This vendor-written tech primer has been edited by Network World to eliminate product promotion, but readers should note it will likely favor the submitter’s approach.
Originally created as a distributed code management system for open source development, Git’s popularity has skyrocketed as independent developers have adopted the tool for its speed, flexibility and powerful branch and merge features. The popularity has caught the attention of the enterprise, but Git has some hurdles to vault before it will work for everyone.
After all, Git was designed with a specific set of goals in mind, not all of which cohere with the mission of enterprise software development, such as the need for security and scalability. Let’s look at these in more detail.
First, Git’s security is challenging for enterprise users because its security focus is authentication, not authorization. Whereas authentication is about making sure an individual is who he or she claims to be, authorization is about making sure an individual has the right to access something. Git does the former, embracing public-key cryptography for signing commits, which are units of work submitted to the repository, but leaving the latter an open question for the file system to handle.
In other words, Git users in the enterprise can easily check the authentication of commits but have no built-in mechanism to restrict access to different parts of a company’s source code. This is fine for small projects or small teams working in concert, but enterprise software is often built by geographically diverse teams, each of which may be allowed access to only some part of the source. Traditional version control systems (VCS) provide more customizability than Git in this regard, though many of the new breed of “Git management” tools attempt to plug this hole.
Git’s scalability is also a challenge. Designed originally with a particular code base and workflow in mind, Git is at its best when handling small, text-based files. Git’s implementation provides the benefit of automatic de-duplication of space on the server. Any file content is a “blob” in Git parlance, which is stored under the name of a calculated hash value. The result is adding any number of copies of the same file takes up space on the server only once.
This approach is not without limitations, due to the way Git handles cloning and history. Anyone cloning a repository gets the whole enchilada, and not just the latest copy of every file. In fact, anyone cloning a repository gets every copy of every file ever committed, at least by default. It is possible to request a “shallow” clone, including only the latest copy of every file, but this isn’t the way most users will work and it brings its own challenges.
The result is that Git repositories have a practical limit that’s rarely an issue for small projects or teams, but proves downright pernicious for the enterprise. Teams in a variety of industries often need to store more than just text files, sometimes including gigabytes of images, audio, video, etc. The Agile dictum that the VCS should provide a “single source of truth,” runs squarely into the performance problems that erupt when trying to use Git with such assets.
Enterprise teams using Git frequently end up embracing “Git sprawl” as a “solution,” breaking their content into dozens, hundreds, or even thousands of repositories to keep performance manageable. That’s great for developers, artists, and others generating content, as they can work with their tiny slice of the much bigger pie, but it places a horrendous burden on the shoulders of DevOps staff to assemble it all for builds, QA, and other such needs. Not surprisingly, addressing this sprawl is a key focus of Git management tools.

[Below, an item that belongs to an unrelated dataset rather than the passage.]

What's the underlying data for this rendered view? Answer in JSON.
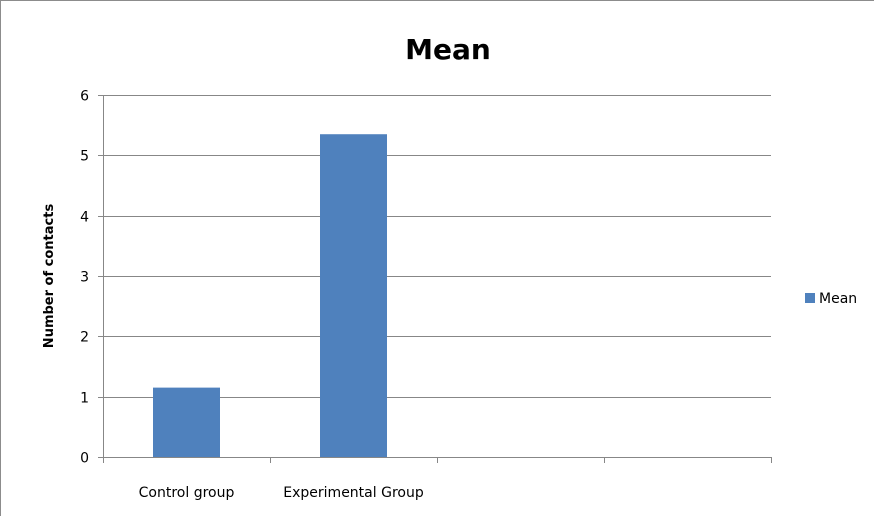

Finally, Git’s lack of centralized control is a stumbling block to be avoided. Git’s freedom and simplicity in branching is intoxicating for the developer who grasps its power. But bringing order to all the resulting chaos requires discipline and agreement, even in relatively small teams.
Git definitely puts the ‘D’ in distributed version control system. That means it requires no central server, no central authority, and doesn’t give one repository privileges over any other. In practice this means every team ends up imposing order externally through one means or another. Ultimately, there is always a “golden repo” (or more likely many of them) for release candidates and other important builds.
The result is an abundance of approaches and branching strategies, some of which work better than others. At the enterprise level it can be crippling without clear policies regarding how to handle work for submission back to the golden repo(s). Enterprise adopters should be crystal clear on this point: it’s easy for individuals and small teams to embrace Git, but you’ll quickly need to nail down how those individuals and teams all work together.
These are but a few of the challenges that Git brings to the enterprise. There are more, but that’s not to say Git is best avoided. On the contrary, Git, and other DVCS tools (e.g., Mercurial) can empower programmers in ways they’ve never before enjoyed. Much of the pain is simply the cost of evolution, and it’s a price worth paying, but it’s no wonder that it seems like a new Git management tool pops up every week.
Git is a powerful tool. Many of your programmers will love its speed, power and flexibility, while others will shun its departure from traditional methods and what they see as out-of-control complexity. Whatever you believe, this much is clear: Git cannot be avoided given its rate of adoption. The best advice is to look for a Git management solution that gives all your teams the best of both worlds; i.e., one that lets programmers use Git for all its power while letting DevOps and other teams work as they prefer—all from a single source of truth.